Okay folks, let’s be honest. We have all compared ourselves to others at one point or another. The reason the phrase “I’ll have what she’s having” (from that fabulous movie When Harry Met Sally) resonates with so many…is that it is not ONLY about what Meg Ryan was acting out!! HA!
We compare and contrast ourselves with others around lots of things. We often do this to gauge how we are doing based on what we see others doing. In fact, when I have heard individuals piously say they never compare themselves to others, I surmise it is because they think they are already superior or winning against the party to whom they are supposedly not comparing.
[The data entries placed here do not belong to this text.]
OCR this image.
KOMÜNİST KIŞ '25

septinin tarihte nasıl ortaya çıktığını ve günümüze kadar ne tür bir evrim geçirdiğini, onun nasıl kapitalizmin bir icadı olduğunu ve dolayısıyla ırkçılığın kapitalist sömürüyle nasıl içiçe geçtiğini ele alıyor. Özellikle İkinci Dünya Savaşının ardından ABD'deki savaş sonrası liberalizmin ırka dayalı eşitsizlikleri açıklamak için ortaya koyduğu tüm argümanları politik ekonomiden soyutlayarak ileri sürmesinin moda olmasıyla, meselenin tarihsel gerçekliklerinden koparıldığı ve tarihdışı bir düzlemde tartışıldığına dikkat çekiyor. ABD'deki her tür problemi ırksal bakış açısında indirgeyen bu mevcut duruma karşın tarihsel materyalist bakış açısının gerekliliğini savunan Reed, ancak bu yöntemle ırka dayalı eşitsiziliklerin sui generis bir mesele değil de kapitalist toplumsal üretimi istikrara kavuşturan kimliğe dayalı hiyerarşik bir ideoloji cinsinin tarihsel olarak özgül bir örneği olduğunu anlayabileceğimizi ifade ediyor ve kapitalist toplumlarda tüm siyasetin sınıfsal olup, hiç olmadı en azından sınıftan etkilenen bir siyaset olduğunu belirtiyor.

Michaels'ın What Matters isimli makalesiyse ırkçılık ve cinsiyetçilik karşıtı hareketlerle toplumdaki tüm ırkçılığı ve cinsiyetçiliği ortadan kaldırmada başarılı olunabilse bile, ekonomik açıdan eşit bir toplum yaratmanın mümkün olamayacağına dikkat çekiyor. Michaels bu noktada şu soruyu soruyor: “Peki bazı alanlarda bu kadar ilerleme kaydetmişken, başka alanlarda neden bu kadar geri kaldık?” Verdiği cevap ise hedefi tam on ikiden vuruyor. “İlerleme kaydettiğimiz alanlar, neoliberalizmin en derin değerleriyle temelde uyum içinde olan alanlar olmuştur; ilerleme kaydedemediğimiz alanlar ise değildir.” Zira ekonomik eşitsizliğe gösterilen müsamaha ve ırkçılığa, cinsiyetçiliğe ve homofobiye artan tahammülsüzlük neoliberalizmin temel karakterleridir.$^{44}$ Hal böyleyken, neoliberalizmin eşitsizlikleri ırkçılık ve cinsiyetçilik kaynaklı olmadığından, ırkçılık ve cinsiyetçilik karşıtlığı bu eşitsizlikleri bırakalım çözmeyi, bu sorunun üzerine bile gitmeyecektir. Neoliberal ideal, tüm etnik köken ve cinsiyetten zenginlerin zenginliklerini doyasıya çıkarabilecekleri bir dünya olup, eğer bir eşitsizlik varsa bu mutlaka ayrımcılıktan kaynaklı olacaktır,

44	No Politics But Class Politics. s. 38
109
The irony is that when we compare ourselves to anyone or anything – it is NEVER a win. Yet, for some reason, we want to quantify, position, and posture; for example: he makes X amount of money. She has X title and X span of control at X corporation. THEN we try to fit into this story line and often rationalize how they got there, and we didn’t OR why we are where we are – as if what we have done (or are doing) is not good enough.
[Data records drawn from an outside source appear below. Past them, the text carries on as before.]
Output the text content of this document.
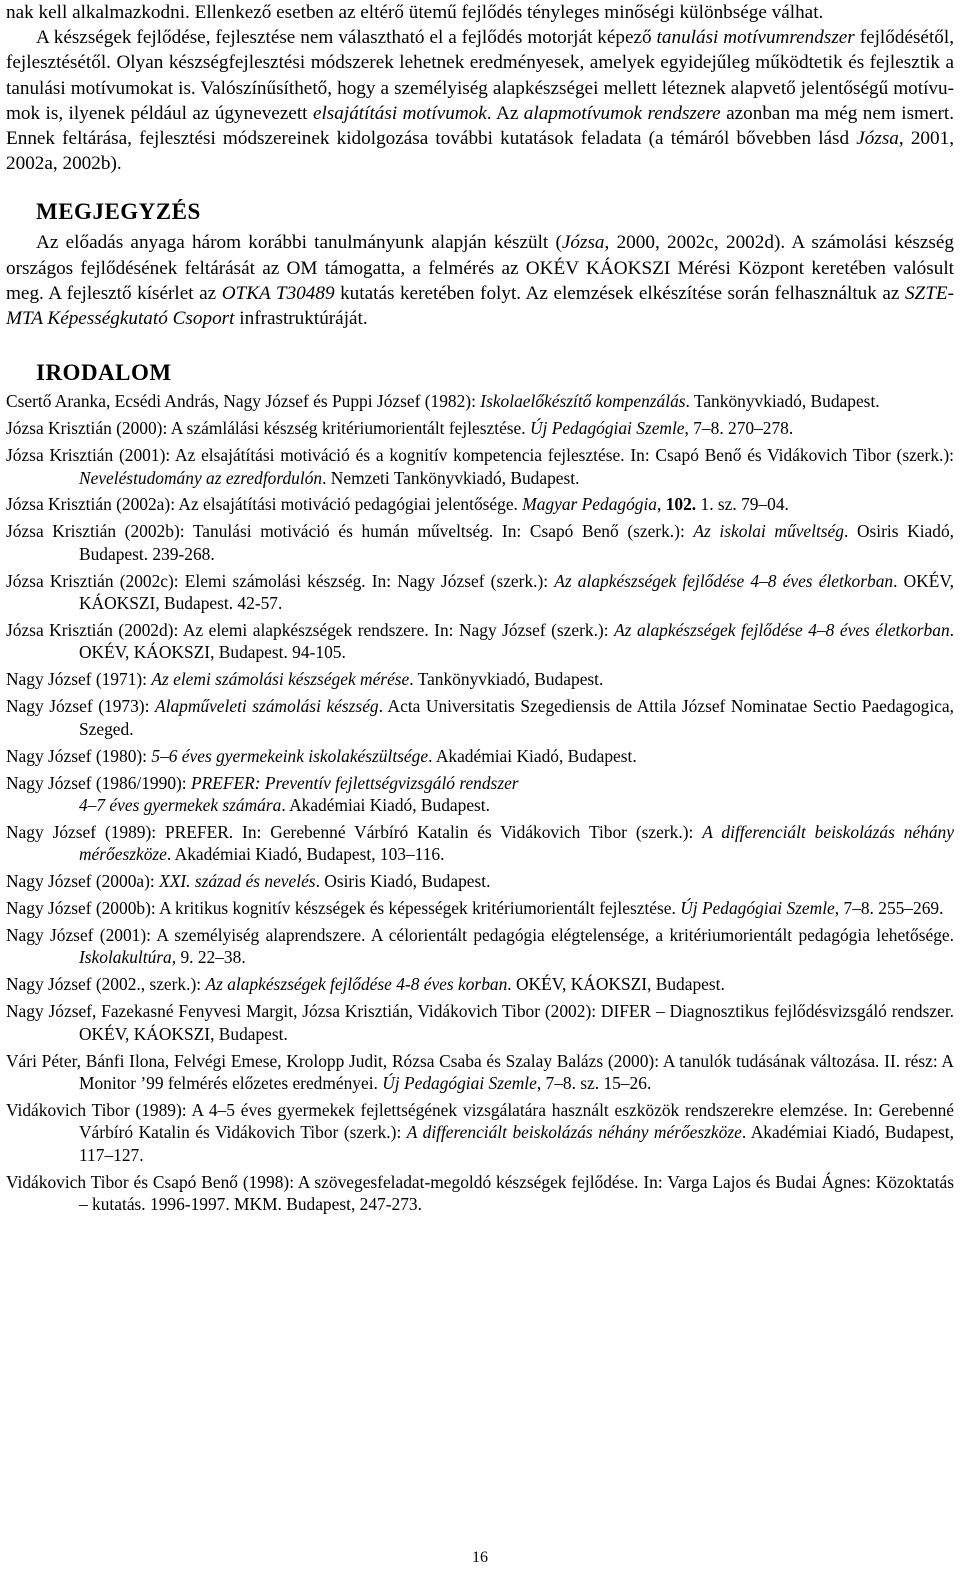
nak kell alkalmazkodni. Ellenkező esetben az eltérő ütemű fejlődés tényleges minőségi különbsége válhat.

A készségek fejlődése, fejlesztése nem választható el a fejlődés motorját képező tanulási motívumrendszer fejlődésétől, fejlesztésétől. Olyan készségfejlesztési módszerek lehetnek eredményesek, amelyek egyidejűleg működtetik és fejlesztik a tanulási motívumokat is. Valószínűsíthető, hogy a személyiség alapkészségei mellett léteznek alapvető jelentőségű motívumok is, ilyenek például az úgynevezett elsajátítási motívumok. Az alapmotívumok rendszere azonban ma még nem ismert. Ennek feltárása, fejlesztési módszereinek kidolgozása további kutatások feladata (a témáról bővebben lásd Józsa, 2001, 2002a, 2002b).

MEGJEGYZÉS

Az előadás anyaga három korábbi tanulmányunk alapján készült (Józsa, 2000, 2002c, 2002d). A számolási készség országos fejlődésének feltárását az OM támogatta, a felmérés az OKÉV KÁOKSZI Mérési Központ keretében valósult meg. A fejlesztő kísérlet az OTKA T30489 kutatás keretében folyt. Az elemzések elkészítése során felhasználtuk az SZTE-MTA Képességkutató Csoport infrastruktúráját.

IRODALOM
Csertő Aranka, Ecsédi András, Nagy József és Puppi József (1982): Iskolaelőkészítő kompenzálás. Tankönyvkiadó, Budapest.
Józsa Krisztián (2000): A számlálási készség kritériumorientált fejlesztése. Új Pedagógiai Szemle, 7–8. 270–278.
Józsa Krisztián (2001): Az elsajátítási motiváció és a kognitív kompetencia fejlesztése. In: Csapó Benő és Vidákovich Tibor (szerk.): Neveléstudomány az ezredfordulón. Nemzeti Tankönyvkiadó, Budapest.
Józsa Krisztián (2002a): Az elsajátítási motiváció pedagógiai jelentősége. Magyar Pedagógia, 102. 1. sz. 79–04.
Józsa Krisztián (2002b): Tanulási motiváció és humán műveltség. In: Csapó Benő (szerk.): Az iskolai műveltség. Osiris Kiadó, Budapest. 239-268.
Józsa Krisztián (2002c): Elemi számolási készség. In: Nagy József (szerk.): Az alapkészségek fejlődése 4–8 éves életkorban. OKÉV, KÁOKSZI, Budapest. 42-57.
Józsa Krisztián (2002d): Az elemi alapkészségek rendszere. In: Nagy József (szerk.): Az alapkészségek fejlődése 4–8 éves életkorban. OKÉV, KÁOKSZI, Budapest. 94-105.
Nagy József (1971): Az elemi számolási készségek mérése. Tankönyvkiadó, Budapest.
Nagy József (1973): Alapműveleti számolási készség. Acta Universitatis Szegediensis de Attila József Nominatae Sectio Paedagogica, Szeged.
Nagy József (1980): 5–6 éves gyermekeink iskolakészültsége. Akadémiai Kiadó, Budapest.
Nagy József (1986/1990): PREFER: Preventív fejlettségvizsgáló rendszer
4–7 éves gyermekek számára. Akadémiai Kiadó, Budapest.
Nagy József (1989): PREFER. In: Gerebenné Várbíró Katalin és Vidákovich Tibor (szerk.): A differenciált beiskolázás néhány mérőeszköze. Akadémiai Kiadó, Budapest, 103–116.
Nagy József (2000a): XXI. század és nevelés. Osiris Kiadó, Budapest.
Nagy József (2000b): A kritikus kognitív készségek és képességek kritériumorientált fejlesztése. Új Pedagógiai Szemle, 7–8. 255–269.
Nagy József (2001): A személyiség alaprendszere. A célorientált pedagógia elégtelensége, a kritériumorientált pedagógia lehetősége. Iskolakultúra, 9. 22–38.
Nagy József (2002., szerk.): Az alapkészségek fejlődése 4-8 éves korban. OKÉV, KÁOKSZI, Budapest.
Nagy József, Fazekasné Fenyvesi Margit, Józsa Krisztián, Vidákovich Tibor (2002): DIFER – Diagnosztikus fejlődésvizsgáló rendszer. OKÉV, KÁOKSZI, Budapest.
Vári Péter, Bánfi Ilona, Felvégi Emese, Krolopp Judit, Rózsa Csaba és Szalay Balázs (2000): A tanulók tudásának változása. II. rész: A Monitor ’99 felmérés előzetes eredményei. Új Pedagógiai Szemle, 7–8. sz. 15–26.
Vidákovich Tibor (1989): A 4–5 éves gyermekek fejlettségének vizsgálatára használt eszközök rendszerekre elemzése. In: Gerebenné Várbíró Katalin és Vidákovich Tibor (szerk.): A differenciált beiskolázás néhány mérőeszköze. Akadémiai Kiadó, Budapest, 117–127.
Vidákovich Tibor és Csapó Benő (1998): A szövegesfeladat-megoldó készségek fejlődése. In: Varga Lajos és Budai Ágnes: Közoktatás – kutatás. 1996-1997. MKM. Budapest, 247-273.
16
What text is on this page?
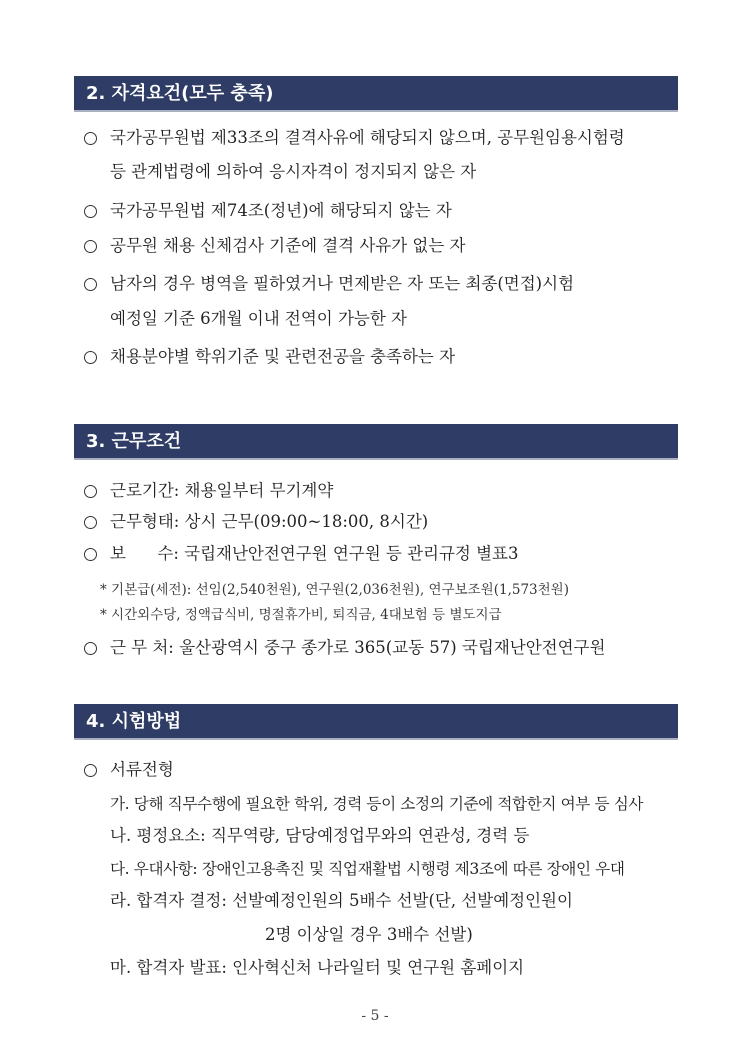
2. 자격요건(모두 충족)
국가공무원법 제33조의 결격사유에 해당되지 않으며, 공무원임용시험령
등 관계법령에 의하여 응시자격이 정지되지 않은 자
국가공무원법 제74조(정년)에 해당되지 않는 자
공무원 채용 신체검사 기준에 결격 사유가 없는 자
남자의 경우 병역을 필하였거나 면제받은 자 또는 최종(면접)시험
예정일 기준 6개월 이내 전역이 가능한 자
채용분야별 학위기준 및 관련전공을 충족하는 자
3. 근무조건
근로기간: 채용일부터 무기계약
근무형태: 상시 근무(09:00~18:00, 8시간)
보      수: 국립재난안전연구원 연구원 등 관리규정 별표3
* 기본급(세전): 선임(2,540천원), 연구원(2,036천원), 연구보조원(1,573천원)
* 시간외수당, 정액급식비, 명절휴가비, 퇴직금, 4대보험 등 별도지급
근 무 처: 울산광역시 중구 종가로 365(교동 57) 국립재난안전연구원
4. 시험방법
서류전형
가. 당해 직무수행에 필요한 학위, 경력 등이 소정의 기준에 적합한지 여부 등 심사
나. 평정요소: 직무역량, 담당예정업무와의 연관성, 경력 등
다. 우대사항: 장애인고용촉진 및 직업재활법 시행령 제3조에 따른 장애인 우대
라. 합격자 결정: 선발예정인원의 5배수 선발(단, 선발예정인원이
2명 이상일 경우 3배수 선발)
마. 합격자 발표: 인사혁신처 나라일터 및 연구원 홈페이지
- 5 -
Good enough, by whose measure? In life, we are always moving, improving, and learning. So, when Plaid for Women asked us to write on “Intentional Living’ – this was/is right up my alley. I believe who we are today is a direct result of the choices we have made previously. We are always inventing and re-inventing AND aligning our intentions with how we wish to contribute in the world. The very cool part about life is that NOTHING is stagnate or finite. Ever. We can choose and re-choose; direct and re-direct…AND we are always growing and improving. That is a constant. So, when we catch ourselves comparing ourselves to another, we need to stop and ask ourselves…how am I doing? Not in comparison to anyone but ourselves. What have I learned this year? What am I doing to continue to grow and learn? In other words, what am I doing to keep upping my own game so that I continue to be the best I can be…period…NOT compared to X, Y or Z.
This is what matters.
My parents have told me this all my life, and yet this is a lesson I continue to learn. We know rationally that comparing ourselves with someone else is an inaccurate and irrelevant measuring stick. Yet, sometimes we find ourselves looking over our shoulders and saying, “what if?” or “now what?” This does not serve us. Think about how illogical this is. For example, I am an introvert and I love being by myself and find tremendous joy in writing in solitude on Sunday afternoons. This is where I get my energy. So, when/if I compare myself to someone that loves to be around others as the way they get energized…it just doesn’t fit for me. See what I mean? This is true for every aspect of our lives…marriage versus single, children versus no children, corporate executive versus musician, material wealth versus content with what life has provided, etc. etc.!!
In life, we all come into this world with different gifts, purposes, and life’s journey. We have key lessons and intentions which we must learn and live – just us. Thus, this work is on us…how well we do this is really our only metric. The other wrappings are just trappings, creature comforts, and the metaphoric clothes we wear…they are not the end game.
So – sure, we all have the tendency to look to the right and to the left to gauge our progress. What I am suggesting is that we look within for the real direction. Set OUR intentions. Move confidently forward. Contribute in the way that is authentic to you. How we are doing with our own lives is the real business.